The POI Intelligence dataset contains ~89K points of interest across U.S. metros sourced from Foursquare, OpenStreetMap, Google Places, and manual verification. Each POI is enriched with industry classification (NAICS and ISIC), walkability and transit scores, and a pioneer-flag indicator for recently opened businesses in growth areas.
Every record inherits the full APRS envelope (record_id, chunk_id, bitemporal fields, confidence_score, provenance) and carries the join keys documented below.
Dataset-specific fields
| Field | Type | Nullable | Description |
|---|
poi_id | string | no | Primary POI identifier. |
name | string | no | Business or location name. |
category | string | no | Top-level category (e.g. restaurant, retail, office). |
subcategory | string | yes | Refined category (e.g. fast_casual, coworking). |
naics_code | string | yes | 6-digit NAICS industry code (2022 revision). |
isic_code | string | yes | ISIC Rev. 4 international industry code. |
lat | float | no | WGS84 latitude. |
lng | float | no | WGS84 longitude. |
h3_index | string | no | H3 resolution-8 cell. |
address | string | yes | Full postal address. |
phone | string | yes | Contact phone number. |
website | URL | yes | Business website. |
is_pioneer | boolean | no | true when the POI opened in the last 12 months in a growth context. See pioneer classification. |
walk_score | integer [0,100] | yes | Walkability score for the location. |
transit_score | integer [0,100] | yes | Transit accessibility score. |
reviews_sample | JSON array | yes | Up to 5 representative reviews. |
photo_count | integer | yes | Number of photos available from source feeds. |
source_feed | enum | no | Originating source: foursquare, osm, google, manual. |
Pioneer classification
A POI is classified as a “pioneer” when it meets all three criteria:
- Opened within the last 12 months
- Located in a cell with a rising Urban Signal Grid composite score
- Nearby area shows positive net migration and recent construction permits
Pioneer POIs are early indicators of neighborhood transformation.
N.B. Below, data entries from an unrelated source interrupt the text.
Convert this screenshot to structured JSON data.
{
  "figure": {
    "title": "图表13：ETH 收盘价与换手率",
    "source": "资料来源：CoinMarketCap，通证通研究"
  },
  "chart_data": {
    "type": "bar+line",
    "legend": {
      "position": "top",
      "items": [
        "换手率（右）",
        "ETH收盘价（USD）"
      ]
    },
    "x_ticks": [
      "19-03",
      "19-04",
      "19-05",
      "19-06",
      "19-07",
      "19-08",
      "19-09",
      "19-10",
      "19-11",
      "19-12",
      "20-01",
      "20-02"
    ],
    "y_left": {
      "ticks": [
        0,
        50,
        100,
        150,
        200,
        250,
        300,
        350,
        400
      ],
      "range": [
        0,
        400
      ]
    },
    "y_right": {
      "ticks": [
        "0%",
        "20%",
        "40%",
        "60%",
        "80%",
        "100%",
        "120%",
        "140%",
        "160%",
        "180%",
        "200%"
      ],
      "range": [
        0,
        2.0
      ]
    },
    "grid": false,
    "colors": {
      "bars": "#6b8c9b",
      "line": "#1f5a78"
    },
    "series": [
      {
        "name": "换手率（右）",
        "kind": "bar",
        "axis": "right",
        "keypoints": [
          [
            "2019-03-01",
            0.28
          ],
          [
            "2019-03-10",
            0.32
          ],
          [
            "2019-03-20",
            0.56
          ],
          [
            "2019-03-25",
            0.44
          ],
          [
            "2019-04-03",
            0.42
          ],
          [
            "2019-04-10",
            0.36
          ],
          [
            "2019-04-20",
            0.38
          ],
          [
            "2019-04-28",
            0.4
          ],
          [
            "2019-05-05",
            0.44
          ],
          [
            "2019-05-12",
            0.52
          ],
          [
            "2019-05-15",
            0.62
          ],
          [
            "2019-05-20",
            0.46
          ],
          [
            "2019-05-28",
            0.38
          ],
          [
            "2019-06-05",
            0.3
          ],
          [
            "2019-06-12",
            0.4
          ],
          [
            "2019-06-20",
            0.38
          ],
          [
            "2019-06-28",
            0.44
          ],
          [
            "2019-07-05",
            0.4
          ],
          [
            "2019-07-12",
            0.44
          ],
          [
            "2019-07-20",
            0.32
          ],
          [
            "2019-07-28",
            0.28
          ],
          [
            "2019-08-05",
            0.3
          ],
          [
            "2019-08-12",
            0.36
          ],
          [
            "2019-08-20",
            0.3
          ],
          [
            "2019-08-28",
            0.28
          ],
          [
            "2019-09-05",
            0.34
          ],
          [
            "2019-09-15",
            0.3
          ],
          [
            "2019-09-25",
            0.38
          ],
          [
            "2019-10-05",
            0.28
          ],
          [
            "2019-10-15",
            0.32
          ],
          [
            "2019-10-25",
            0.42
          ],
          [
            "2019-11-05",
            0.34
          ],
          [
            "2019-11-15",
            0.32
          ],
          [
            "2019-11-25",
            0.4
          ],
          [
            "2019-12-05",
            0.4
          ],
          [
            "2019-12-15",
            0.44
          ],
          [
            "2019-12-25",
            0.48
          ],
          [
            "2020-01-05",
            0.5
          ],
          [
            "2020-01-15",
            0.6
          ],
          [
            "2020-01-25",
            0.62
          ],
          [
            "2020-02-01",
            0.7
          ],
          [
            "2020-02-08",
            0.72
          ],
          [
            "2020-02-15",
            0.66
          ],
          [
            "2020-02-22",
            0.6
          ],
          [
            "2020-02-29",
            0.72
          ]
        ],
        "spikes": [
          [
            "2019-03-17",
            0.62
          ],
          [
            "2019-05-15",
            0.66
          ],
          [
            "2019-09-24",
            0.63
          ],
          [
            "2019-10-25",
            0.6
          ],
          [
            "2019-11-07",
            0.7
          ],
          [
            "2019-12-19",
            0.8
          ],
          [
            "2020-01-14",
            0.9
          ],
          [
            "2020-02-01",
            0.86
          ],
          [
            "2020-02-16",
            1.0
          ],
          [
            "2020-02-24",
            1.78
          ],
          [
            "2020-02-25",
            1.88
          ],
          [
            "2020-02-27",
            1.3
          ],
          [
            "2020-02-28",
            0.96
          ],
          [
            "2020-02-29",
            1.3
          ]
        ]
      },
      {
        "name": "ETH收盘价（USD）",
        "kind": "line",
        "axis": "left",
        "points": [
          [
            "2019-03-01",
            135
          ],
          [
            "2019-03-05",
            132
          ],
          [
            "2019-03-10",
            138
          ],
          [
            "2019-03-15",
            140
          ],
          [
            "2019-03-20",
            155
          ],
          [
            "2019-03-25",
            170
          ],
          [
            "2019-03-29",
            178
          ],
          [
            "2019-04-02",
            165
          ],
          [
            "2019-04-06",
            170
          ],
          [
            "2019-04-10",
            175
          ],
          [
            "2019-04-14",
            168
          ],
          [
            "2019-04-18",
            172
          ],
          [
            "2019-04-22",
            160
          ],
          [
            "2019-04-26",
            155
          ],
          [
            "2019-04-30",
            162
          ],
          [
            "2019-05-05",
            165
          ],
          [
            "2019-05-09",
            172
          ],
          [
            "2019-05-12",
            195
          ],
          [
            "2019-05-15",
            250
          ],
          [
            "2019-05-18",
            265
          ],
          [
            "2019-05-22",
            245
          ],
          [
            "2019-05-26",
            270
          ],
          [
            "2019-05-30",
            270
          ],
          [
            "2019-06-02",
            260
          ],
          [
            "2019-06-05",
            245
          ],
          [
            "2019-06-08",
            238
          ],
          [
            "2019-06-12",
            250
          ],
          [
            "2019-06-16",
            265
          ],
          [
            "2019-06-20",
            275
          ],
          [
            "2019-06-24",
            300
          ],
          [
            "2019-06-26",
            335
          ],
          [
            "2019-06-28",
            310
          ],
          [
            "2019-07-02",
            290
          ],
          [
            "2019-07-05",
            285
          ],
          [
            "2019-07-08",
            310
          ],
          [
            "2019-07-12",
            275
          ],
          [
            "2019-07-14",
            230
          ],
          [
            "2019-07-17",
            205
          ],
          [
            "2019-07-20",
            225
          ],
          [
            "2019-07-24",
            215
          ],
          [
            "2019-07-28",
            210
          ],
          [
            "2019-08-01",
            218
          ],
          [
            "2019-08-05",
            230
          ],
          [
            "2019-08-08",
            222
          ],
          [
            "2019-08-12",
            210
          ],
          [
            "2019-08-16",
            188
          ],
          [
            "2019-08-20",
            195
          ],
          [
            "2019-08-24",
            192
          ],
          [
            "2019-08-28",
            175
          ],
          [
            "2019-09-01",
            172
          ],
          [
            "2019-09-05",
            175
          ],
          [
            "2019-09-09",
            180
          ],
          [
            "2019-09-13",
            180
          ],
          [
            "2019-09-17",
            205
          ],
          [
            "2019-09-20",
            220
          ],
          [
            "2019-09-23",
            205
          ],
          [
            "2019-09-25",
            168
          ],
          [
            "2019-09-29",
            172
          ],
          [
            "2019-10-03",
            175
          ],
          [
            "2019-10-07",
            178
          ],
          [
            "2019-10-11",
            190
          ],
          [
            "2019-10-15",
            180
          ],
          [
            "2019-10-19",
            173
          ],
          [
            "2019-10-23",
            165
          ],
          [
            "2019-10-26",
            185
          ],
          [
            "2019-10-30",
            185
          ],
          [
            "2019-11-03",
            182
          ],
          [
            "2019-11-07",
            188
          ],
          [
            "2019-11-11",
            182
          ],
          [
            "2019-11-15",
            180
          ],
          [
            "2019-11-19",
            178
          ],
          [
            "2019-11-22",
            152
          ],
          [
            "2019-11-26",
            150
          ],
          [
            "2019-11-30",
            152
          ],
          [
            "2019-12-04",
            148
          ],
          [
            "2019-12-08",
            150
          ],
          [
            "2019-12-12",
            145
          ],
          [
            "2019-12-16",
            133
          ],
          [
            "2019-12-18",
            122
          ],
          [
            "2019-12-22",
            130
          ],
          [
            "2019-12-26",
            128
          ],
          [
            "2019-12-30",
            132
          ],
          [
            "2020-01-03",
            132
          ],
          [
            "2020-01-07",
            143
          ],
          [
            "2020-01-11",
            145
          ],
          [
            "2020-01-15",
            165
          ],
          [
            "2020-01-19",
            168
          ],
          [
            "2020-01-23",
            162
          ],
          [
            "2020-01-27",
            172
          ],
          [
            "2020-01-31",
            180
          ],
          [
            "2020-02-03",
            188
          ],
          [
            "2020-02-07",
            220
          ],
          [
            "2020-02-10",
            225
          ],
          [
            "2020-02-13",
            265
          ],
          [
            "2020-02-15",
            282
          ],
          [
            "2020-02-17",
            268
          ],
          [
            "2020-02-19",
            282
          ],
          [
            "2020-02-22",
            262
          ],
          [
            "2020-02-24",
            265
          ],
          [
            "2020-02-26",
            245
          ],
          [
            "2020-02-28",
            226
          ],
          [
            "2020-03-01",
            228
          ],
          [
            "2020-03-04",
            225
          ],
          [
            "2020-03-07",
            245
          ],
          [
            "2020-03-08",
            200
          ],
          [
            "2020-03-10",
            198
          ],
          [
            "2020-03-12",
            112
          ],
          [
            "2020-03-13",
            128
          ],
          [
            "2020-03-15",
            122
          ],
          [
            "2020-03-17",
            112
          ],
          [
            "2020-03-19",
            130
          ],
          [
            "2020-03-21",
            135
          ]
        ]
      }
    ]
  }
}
Use the is_pioneer flag to identify emerging commercial corridors before they appear in traditional market reports.
Industry classification
Each POI carries up to three parallel industry taxonomies:
| Taxonomy | Field | Coverage |
|---|
| Codex category | category / subcategory | 100% of records |
| NAICS | naics_code | ~85% of records |
| ISIC | isic_code | ~80% of records |
Use naics_code for cross-joins with OSHA Safety, LEHD Commuter Flows, and other government datasets that use NAICS classification.
Source feeds and licensing
| Source | License | Notes |
|---|
| OpenStreetMap | ODbL-1.0 | Available in all tiers |
| Foursquare | CC-BY-4.0 | Research and Commercial tiers |
| Google Places | Restricted | Commercial tier only |
Multi-source identity resolution maps duplicate entries from different feeds to a single poi_id. Source-native identifiers are preserved in the identifier array within metadata.
Join keys
| Key | Presence | Notes |
|---|
record_id | always | APRS URN |
chunk_id | always | Deterministic from record_id |
poi_id | always | Primary POI identifier |
h3_index | always | H3 resolution-8 spatial key |
naics_code | often | Join with OSHA Safety, LEHD, and other NAICS-indexed datasets |
entity_urn | sometimes | Entity resolution link (null until resolution pipeline runs) |
Example query
Find pioneer restaurants in a target metro area:
SELECT
poi_id,
name,
category,
subcategory,
naics_code,
walk_score,
transit_score,
is_pioneer
FROM read_parquet('poi-intelligence-2026-04.parquet')
WHERE h3_index LIKE '8828308%'
AND is_pioneer = true
AND category = 'restaurant'
ORDER BY walk_score DESC;
Known limitations
reviews_sample contains at most 5 representative reviews per POI. Full review text is not redistributable.
walk_score and transit_score are null for POIs in areas without sufficient data coverage.
- Multi-source resolution means a single real-world business may have been merged from 2–3 source entries. Check
metadata.identifier for source-native IDs.
- Pioneer classification depends on Urban Signal Grid scoring freshness — newly scored cells may take up to one refresh cycle to propagate.